Too often, the digital side’s view is, “What sort of banner ad should I use?” followed by “Let’s come up with a viral video by chopping a 30-second spot in half and creating a pre-roll.” As for some examples at how digital agencies are trying to look traditional, some are creating animated flash movies “hoping their clients will see them on TV” without realizing that flash can’t run on TV. But traditional creatives, in large part, find it hard to imagine online as an extension of the work they largely do for TV. “They aren’t thinking of how to tell stories contextually; they aren’t thinking of creating work that will fit with what people are already clicking on.”
Click on “read more” for comments from the panel that followed.

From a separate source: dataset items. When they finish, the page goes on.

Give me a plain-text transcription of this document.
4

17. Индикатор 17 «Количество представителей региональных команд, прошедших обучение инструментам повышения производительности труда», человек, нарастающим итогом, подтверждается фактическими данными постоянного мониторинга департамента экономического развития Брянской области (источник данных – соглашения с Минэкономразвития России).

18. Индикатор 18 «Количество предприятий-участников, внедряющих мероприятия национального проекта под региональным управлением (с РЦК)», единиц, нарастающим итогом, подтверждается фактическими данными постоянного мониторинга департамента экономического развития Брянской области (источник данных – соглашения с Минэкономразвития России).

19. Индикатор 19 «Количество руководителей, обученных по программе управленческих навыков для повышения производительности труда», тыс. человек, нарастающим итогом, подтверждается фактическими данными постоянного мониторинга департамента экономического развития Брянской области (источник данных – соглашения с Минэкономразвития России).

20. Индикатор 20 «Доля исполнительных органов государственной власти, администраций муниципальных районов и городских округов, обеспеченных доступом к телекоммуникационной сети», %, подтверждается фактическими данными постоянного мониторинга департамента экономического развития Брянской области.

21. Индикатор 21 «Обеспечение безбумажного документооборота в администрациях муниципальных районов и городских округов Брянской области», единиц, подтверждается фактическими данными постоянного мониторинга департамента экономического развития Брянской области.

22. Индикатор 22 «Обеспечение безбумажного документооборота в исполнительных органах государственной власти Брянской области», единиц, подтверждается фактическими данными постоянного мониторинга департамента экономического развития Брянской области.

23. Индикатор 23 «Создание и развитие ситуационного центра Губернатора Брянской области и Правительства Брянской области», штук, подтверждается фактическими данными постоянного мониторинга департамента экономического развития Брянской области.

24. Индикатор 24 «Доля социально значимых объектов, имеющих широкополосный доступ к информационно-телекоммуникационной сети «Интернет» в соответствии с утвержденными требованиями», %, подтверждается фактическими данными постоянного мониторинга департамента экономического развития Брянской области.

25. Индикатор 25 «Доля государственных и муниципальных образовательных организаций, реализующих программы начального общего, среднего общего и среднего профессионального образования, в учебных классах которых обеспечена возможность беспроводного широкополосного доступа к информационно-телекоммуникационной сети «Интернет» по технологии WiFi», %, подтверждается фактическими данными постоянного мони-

During a panel discussion following his keynote, a few creative directors at major ad agencies offered some other takes on the supposed skills gap between digital and traditional creatives:
— Steve Nesle, ECD, Tribal/DDB: It’s more than just a battle between digital and traditional. “What we’ve found is that there’s not just a left and a right, but a top and the bottom. You have the PR and media company also in the decision process, each trying to own the big idea. So creatives on both the digital and traditional sides having to work even harder.”
— Peter Nicholson, partner, chief creative officer, Deutsch New York: “I like to partner with the smaller shops, because they can do things that we can’t do.” Tapping the skills of a smaller digital agency provides an extension to the agency “without having the bureaucracy that would come if they were in-house.”
— Ty Montague, ECD, JWT: Echoing Nicholson’s point, Montague added, that the successful company knows how to make collaboration work. “The way we think of ourselves is like the old movie studios. You have an infrastructure, but you have people of diverse talents coming together… No one is born knowing how to code and no one is born knowing how to do commercials. It’s a matter of getting the right people, who have developed a talent and honed an expertise together in the same room.”